Rose, an independent and public-spirited 74-year-old, presented with acute onset of lumbar back pain.
The pain was so acute that a neighbour had taken her to the local A&E department two days previously, where she had been examined and had blood tests. She had also had an MRI scan. No abnormality was found and she was discharged.
Pain relief seemed to be the obvious thing she needed. While discussing how she would manage with her current limited mobility it was noticed that her right lower face was weak, and no reflexes could be elicited on either of her legs.
She was keen to stay at home but as she was not able to take more than one step at a time, and could not be cared for by any of her elderly neighbours, she was re-admitted.
Two weeks later she was discharged with a diagnosis of Guillain-Barre syndrome. The diagnosis had been made on the history of progressive muscular weakness and through nerve conduction studies which showed a sensory motor demyelinating neuropathy.
Although uncommon, Guillain-Barre syndrome occurs in two cases in every 100,000 of the population. In a practice of 13,000 that is one case roughly every four years.
Severe pain occurs in 90 per cent of cases. Cranial nerve palsies are also common.
The speed of recovery is very variable and can be split into three stages: nadir (increasing severity of symptoms) with a mean lasting time of 12 days; improvement with a mean lasting time of 28 days; and recovery with a mean lasting time of 28 days.
Initially there were three options for treatment, but because Rose started improving during admission she was given physiotherapy.
More severe cases are considered for plasmapheresis or IV immunoglobulins.
Combining IV steroids with IV immunoglobulins is used in a few cases.
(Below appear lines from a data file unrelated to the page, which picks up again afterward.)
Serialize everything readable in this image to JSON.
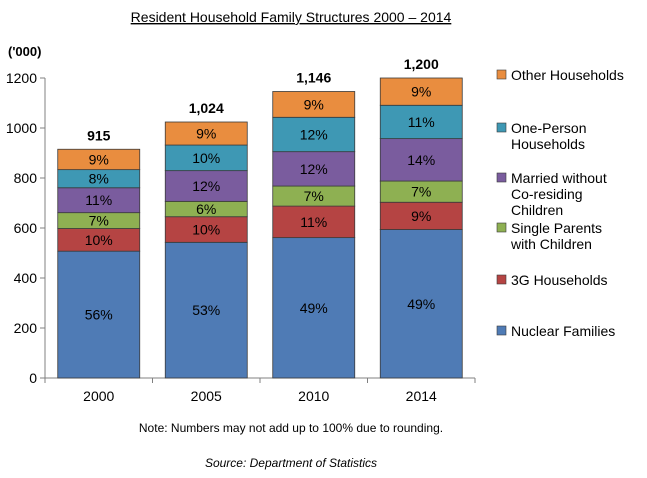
{
  "chart_data": {
    "type": "bar",
    "stacked": true,
    "title": "Resident Household Family Structures 2000 – 2014",
    "ylabel": "('000)",
    "xlabel": "",
    "ylim": [
      0,
      1200
    ],
    "yticks": [
      0,
      200,
      400,
      600,
      800,
      1000,
      1200
    ],
    "categories": [
      "2000",
      "2005",
      "2010",
      "2014"
    ],
    "totals": [
      915,
      1024,
      1146,
      1200
    ],
    "total_labels": [
      "915",
      "1,024",
      "1,146",
      "1,200"
    ],
    "series": [
      {
        "name": "Nuclear Families",
        "color": "#4F7BB5",
        "percent": [
          56,
          53,
          49,
          49
        ],
        "labels": [
          "56%",
          "53%",
          "49%",
          "49%"
        ]
      },
      {
        "name": "3G Households",
        "color": "#B54443",
        "percent": [
          10,
          10,
          11,
          9
        ],
        "labels": [
          "10%",
          "10%",
          "11%",
          "9%"
        ]
      },
      {
        "name": "Single Parents with Children",
        "legend_lines": [
          "Single Parents",
          "with Children"
        ],
        "color": "#8EB052",
        "percent": [
          7,
          6,
          7,
          7
        ],
        "labels": [
          "7%",
          "6%",
          "7%",
          "7%"
        ]
      },
      {
        "name": "Married without Co-residing Children",
        "legend_lines": [
          "Married without",
          "Co-residing",
          "Children"
        ],
        "color": "#7A5C9E",
        "percent": [
          11,
          12,
          12,
          14
        ],
        "labels": [
          "11%",
          "12%",
          "12%",
          "14%"
        ]
      },
      {
        "name": "One-Person Households",
        "legend_lines": [
          "One-Person",
          "Households"
        ],
        "color": "#3E98B4",
        "percent": [
          8,
          10,
          12,
          11
        ],
        "labels": [
          "8%",
          "10%",
          "12%",
          "11%"
        ]
      },
      {
        "name": "Other Households",
        "color": "#E98D3F",
        "percent": [
          9,
          9,
          9,
          9
        ],
        "labels": [
          "9%",
          "9%",
          "9%",
          "9%"
        ]
      }
    ],
    "legend_position": "right"
  },
  "footer": {
    "note": "Note: Numbers may not add up to 100% due to rounding.",
    "source": "Source: Department of Statistics"
  }
}
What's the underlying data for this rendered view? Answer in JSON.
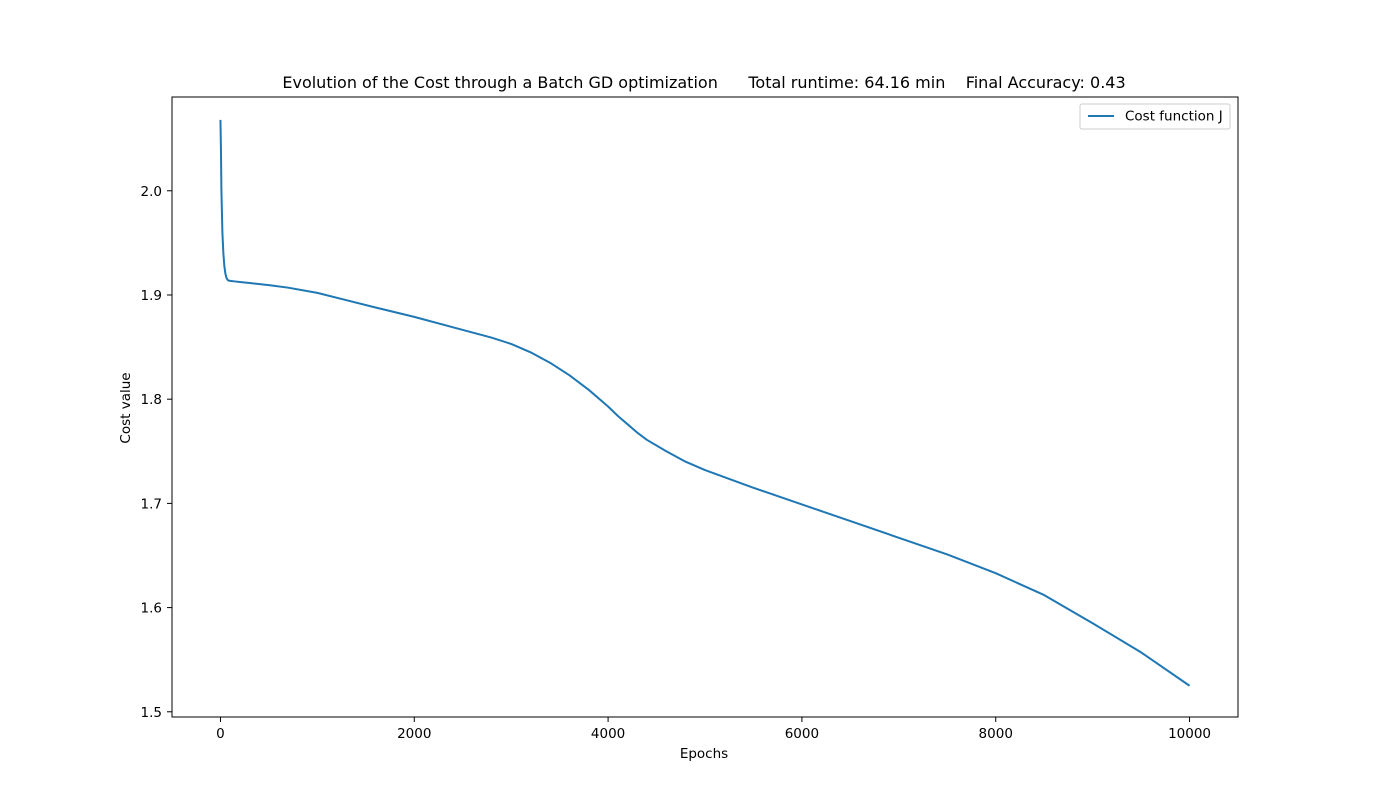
{
  "chart_data": {
    "type": "line",
    "title": "Evolution of the Cost through a Batch GD optimization      Total runtime: 64.16 min    Final Accuracy: 0.43",
    "xlabel": "Epochs",
    "ylabel": "Cost value",
    "xlim": [
      -500,
      10500
    ],
    "ylim": [
      1.495,
      2.09
    ],
    "xticks": [
      0,
      2000,
      4000,
      6000,
      8000,
      10000
    ],
    "xtick_labels": [
      "0",
      "2000",
      "4000",
      "6000",
      "8000",
      "10000"
    ],
    "yticks": [
      1.5,
      1.6,
      1.7,
      1.8,
      1.9,
      2.0
    ],
    "ytick_labels": [
      "1.5",
      "1.6",
      "1.7",
      "1.8",
      "1.9",
      "2.0"
    ],
    "grid": false,
    "legend_position": "top-right",
    "series": [
      {
        "name": "Cost function J",
        "color": "#1f77b4",
        "x": [
          0,
          5,
          10,
          20,
          30,
          40,
          50,
          60,
          70,
          80,
          100,
          150,
          200,
          300,
          500,
          700,
          1000,
          1300,
          1600,
          2000,
          2400,
          2800,
          3000,
          3200,
          3400,
          3600,
          3800,
          4000,
          4100,
          4200,
          4300,
          4400,
          4600,
          4800,
          5000,
          5500,
          6000,
          6500,
          7000,
          7500,
          8000,
          8500,
          9000,
          9500,
          10000
        ],
        "values": [
          2.068,
          2.04,
          2.0,
          1.96,
          1.94,
          1.928,
          1.921,
          1.917,
          1.915,
          1.914,
          1.9135,
          1.913,
          1.9125,
          1.9115,
          1.9095,
          1.907,
          1.902,
          1.895,
          1.888,
          1.879,
          1.869,
          1.859,
          1.853,
          1.845,
          1.835,
          1.823,
          1.809,
          1.793,
          1.784,
          1.776,
          1.768,
          1.761,
          1.75,
          1.74,
          1.732,
          1.715,
          1.699,
          1.683,
          1.667,
          1.651,
          1.633,
          1.612,
          1.585,
          1.557,
          1.525
        ]
      }
    ]
  }
}
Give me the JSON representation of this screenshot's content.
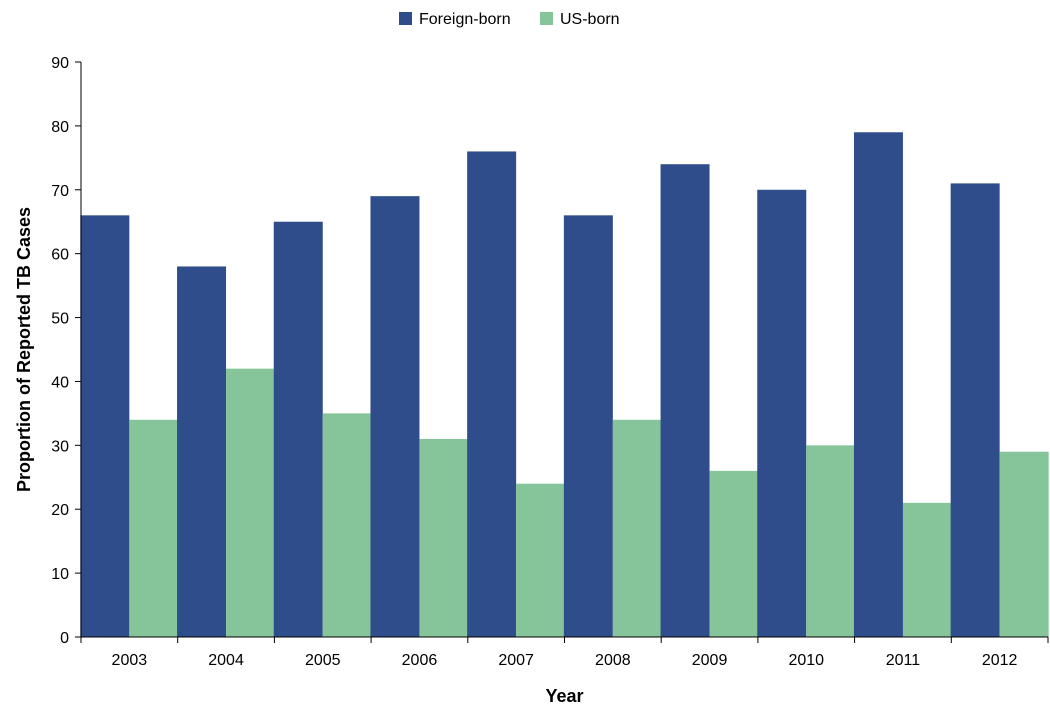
{
  "chart_data": {
    "type": "bar",
    "categories": [
      "2003",
      "2004",
      "2005",
      "2006",
      "2007",
      "2008",
      "2009",
      "2010",
      "2011",
      "2012"
    ],
    "series": [
      {
        "name": "Foreign-born",
        "color": "#2F4D8A",
        "values": [
          66,
          58,
          65,
          69,
          76,
          66,
          74,
          70,
          79,
          71
        ]
      },
      {
        "name": "US-born",
        "color": "#86C59A",
        "values": [
          34,
          42,
          35,
          31,
          24,
          34,
          26,
          30,
          21,
          29
        ]
      }
    ],
    "xlabel": "Year",
    "ylabel": "Proportion of Reported TB Cases",
    "ylim": [
      0,
      90
    ],
    "yticks": [
      0,
      10,
      20,
      30,
      40,
      50,
      60,
      70,
      80,
      90
    ],
    "grid": false,
    "legend_position": "top-center"
  }
}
Rose made a very slow recovery at home. She still has pain, but is now able to walk. The recovery is not as smooth and progressive as expected; some days she experiences tingling up to waist level. In her case, recovery is taking several months although the nadir was reached in a few days.
- Dr Merriman is a GP in Oxford
- Guillain-Barre syndrome occurs in two cases in every 100,000 of the population; in a practice of 13,000 that is one case approximately every four years.
- Severe pain occurs in 90 per cent of cases.
- Accompanying cranial nerve palsies are common.
- The onset and recovery period can be divided into three phases: nadir (12 days), improvement (28 days), and recovery (28 days).